Embraer is working toward a common type rating for both aircraft, which are powered by Honeywell HTF7500E turbofans producing 6,500 lb. thrust for the 500 and 6,080 lb. for the 450. The aircraft share the same cockpit with Rockwell Collins Pro Line Fusion avionics. Operating procedures and aircraft handling will be the same, says Augusto Salgado da Rocha, senior manager for product strategy and sales engineering.
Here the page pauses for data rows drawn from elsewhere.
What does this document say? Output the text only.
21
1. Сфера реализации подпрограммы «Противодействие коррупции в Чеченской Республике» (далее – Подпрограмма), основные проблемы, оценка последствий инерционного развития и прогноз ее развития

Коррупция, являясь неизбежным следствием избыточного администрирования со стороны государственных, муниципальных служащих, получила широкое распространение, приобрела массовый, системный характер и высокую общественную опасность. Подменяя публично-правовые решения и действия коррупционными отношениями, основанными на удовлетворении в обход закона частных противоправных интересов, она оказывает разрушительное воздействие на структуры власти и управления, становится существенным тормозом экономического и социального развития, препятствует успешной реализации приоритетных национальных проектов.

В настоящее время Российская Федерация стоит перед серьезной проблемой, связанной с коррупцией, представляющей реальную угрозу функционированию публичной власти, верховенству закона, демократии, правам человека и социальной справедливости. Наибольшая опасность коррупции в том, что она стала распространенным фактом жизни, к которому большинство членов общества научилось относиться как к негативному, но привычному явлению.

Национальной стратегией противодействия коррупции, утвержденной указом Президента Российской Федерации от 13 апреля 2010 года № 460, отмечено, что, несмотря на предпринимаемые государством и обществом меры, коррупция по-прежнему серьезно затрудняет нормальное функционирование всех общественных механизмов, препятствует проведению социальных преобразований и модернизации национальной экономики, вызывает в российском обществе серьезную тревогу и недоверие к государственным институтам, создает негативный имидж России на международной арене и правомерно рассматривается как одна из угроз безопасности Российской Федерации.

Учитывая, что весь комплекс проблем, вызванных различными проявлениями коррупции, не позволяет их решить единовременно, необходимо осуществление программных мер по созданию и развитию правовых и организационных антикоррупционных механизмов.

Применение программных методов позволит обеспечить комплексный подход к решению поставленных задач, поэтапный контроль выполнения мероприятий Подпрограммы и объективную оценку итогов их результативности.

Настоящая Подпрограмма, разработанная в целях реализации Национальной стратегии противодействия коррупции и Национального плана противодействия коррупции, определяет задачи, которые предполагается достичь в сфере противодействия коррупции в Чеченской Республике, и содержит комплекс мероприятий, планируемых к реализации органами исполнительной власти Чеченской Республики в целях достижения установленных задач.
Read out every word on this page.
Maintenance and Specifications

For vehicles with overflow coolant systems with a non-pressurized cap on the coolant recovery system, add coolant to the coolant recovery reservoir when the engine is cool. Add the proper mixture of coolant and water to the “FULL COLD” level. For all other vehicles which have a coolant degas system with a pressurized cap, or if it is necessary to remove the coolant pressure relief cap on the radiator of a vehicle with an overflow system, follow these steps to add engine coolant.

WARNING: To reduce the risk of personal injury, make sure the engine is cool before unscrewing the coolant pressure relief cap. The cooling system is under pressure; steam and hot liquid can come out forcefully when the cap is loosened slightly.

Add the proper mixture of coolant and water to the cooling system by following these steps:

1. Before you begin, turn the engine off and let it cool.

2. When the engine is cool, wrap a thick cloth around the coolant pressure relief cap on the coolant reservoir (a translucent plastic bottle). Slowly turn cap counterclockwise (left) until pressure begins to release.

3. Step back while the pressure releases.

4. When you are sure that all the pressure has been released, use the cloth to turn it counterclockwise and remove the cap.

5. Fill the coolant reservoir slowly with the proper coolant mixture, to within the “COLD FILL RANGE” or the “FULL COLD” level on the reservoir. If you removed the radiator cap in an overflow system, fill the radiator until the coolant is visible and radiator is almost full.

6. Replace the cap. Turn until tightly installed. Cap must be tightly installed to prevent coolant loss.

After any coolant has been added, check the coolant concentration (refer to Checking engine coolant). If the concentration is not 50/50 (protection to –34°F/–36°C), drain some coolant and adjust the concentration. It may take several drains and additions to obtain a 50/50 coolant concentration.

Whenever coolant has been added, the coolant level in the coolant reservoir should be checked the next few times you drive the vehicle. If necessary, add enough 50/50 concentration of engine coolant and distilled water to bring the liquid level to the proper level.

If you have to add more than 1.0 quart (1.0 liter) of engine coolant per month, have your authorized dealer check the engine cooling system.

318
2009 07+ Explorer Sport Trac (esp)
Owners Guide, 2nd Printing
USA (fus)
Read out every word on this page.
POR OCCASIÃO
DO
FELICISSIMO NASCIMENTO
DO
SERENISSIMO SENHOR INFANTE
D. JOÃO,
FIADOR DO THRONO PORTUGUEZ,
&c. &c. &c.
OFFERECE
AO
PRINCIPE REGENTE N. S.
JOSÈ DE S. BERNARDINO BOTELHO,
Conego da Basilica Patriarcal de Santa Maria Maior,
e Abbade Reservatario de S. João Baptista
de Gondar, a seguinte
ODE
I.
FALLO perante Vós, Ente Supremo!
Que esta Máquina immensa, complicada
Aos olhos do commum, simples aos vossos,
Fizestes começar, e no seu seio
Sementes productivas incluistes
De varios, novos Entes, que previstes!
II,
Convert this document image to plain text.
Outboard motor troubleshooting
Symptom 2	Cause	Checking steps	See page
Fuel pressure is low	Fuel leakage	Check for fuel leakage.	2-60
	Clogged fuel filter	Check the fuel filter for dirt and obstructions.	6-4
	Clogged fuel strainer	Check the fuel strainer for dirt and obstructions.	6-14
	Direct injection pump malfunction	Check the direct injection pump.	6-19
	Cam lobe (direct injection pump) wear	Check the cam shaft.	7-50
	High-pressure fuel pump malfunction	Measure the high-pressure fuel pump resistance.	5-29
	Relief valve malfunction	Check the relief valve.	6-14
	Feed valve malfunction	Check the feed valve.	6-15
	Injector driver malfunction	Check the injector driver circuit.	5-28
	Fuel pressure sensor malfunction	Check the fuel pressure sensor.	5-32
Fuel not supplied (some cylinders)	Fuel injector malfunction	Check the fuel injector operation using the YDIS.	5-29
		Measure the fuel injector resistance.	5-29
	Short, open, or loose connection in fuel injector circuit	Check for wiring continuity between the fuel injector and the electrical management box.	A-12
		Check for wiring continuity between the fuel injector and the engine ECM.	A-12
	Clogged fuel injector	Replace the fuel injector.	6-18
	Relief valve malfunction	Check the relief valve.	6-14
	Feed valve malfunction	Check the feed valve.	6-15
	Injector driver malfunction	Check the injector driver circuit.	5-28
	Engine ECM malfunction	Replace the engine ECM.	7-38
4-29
The primary difference is the target market. With its flat floor, 6-ft. height and 6-ft. width, the 500 cabin is more comparable to that of a super midsize aircraft. But Salgado da Rocha stresses, “We aren’t trying to be super midsized.” That category typically has ranges of 3,400 nm or more, but he says, “we don’t want to go there.” Instead, Embraer is comfortable offering a 3,000 nm range midsize aircraft with the first full fly-by-wire system in the category. The goal, he says, is to “create a new standard for the segment.” The same holds true for the 450, which is shorter but has the same flat floor and cross section and nearly 2,300 nm range.
Embraer is not detailing sales of the 500, which is priced at $18.4 million, more than $1 million less than Cessna’s Citation X but also $1 million more than Bombardier’s new Learjet 85. Embraer is also mum on the 450, priced at $15.25 million, just above Cessna’s new Latitude.
But Pellegrini points to a Jetnet forecast that midsize jets will be among the fastest growing categories in the next few years. And company executives believe they are well positioned to capitalize on that growth.